Article 2 : La société AA Lyon et la société RBC Architecture sont condamnées in solidum à verser à MBA une somme de 16 213,24 euros assortie des intérêts au taux légal à compter du 7 décembre 2023 et de la capitalisation de ces intérêts à compter du 7 décembre 2024.

Article 3 : Les frais d’expertise, taxés et liquidés à la somme de 14 306,78 euros, sont mis à la charge définitive des sociétés AA Lyon et RBC Architecture à hauteur de 7 153,39 euros et de la société Soprema Entreprises à hauteur de 7 153,39 euros.

Article 4 : La société Soprema Entreprises versera à MBA une somme de 1 500 euros au titre de l’article L. 761-1 du code de justice administrative.

Article 5 : La société AA Lyon et la société RBC Architecture verseront solidairement à MBA une somme de 1 000 euros au titre de l’article L.761-1 du code de justice administrative.

Article 6 : La société Soprema Entreprises garantira la société AA Lyon et la société RBC Architecture à hauteur de 85 % des condamnations prononcées à son encontre à l’article 1er pour le désordre relatif aux infiltrations d’eau de pluie provenant de la toiture.

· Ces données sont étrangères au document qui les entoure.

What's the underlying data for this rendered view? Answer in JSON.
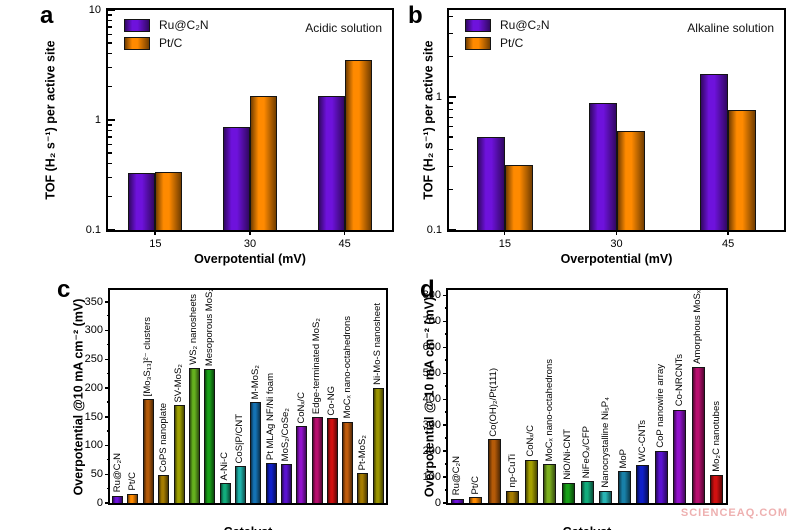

Article 7 : L’action en garantie présentée par les sociétés AA Lyon et RBC Architecture contre la société l’Auxiliaire est portée devant une juridiction incompétente pour en connaître.

Article 8 : Le surplus des conclusions présentées par les parties est rejeté.

Article 9 : Le présent jugement sera notifié à la commune de Mâcon, à la communauté d’agglomération Mâconnais-Beaujolais-Agglomération, à la société Dargaud, à la société AA Lyon, à la société RBC Architecture et à la société Soprema Entreprises.

Délibéré après l’audience du 9 octobre 2025 à laquelle siégeaient :

- M. Boissy, président,
- Mme Desseix, première conseillère,
- Mme Bois, première conseillère.

Rendu public par mise à disposition au greffe le 12 novembre 2025.


La rapporteure,

C. Bois
Le président,

L. Boissy
La greffière,

M. A...


La République mande et ordonne au préfet de Saône-et-Loire, en ce qui le concerne, ou à tous commissaires de justice à ce requis, en ce qui concerne les voies de droit commun contre les parties privées, de pourvoir à l’exécution du présent jugement.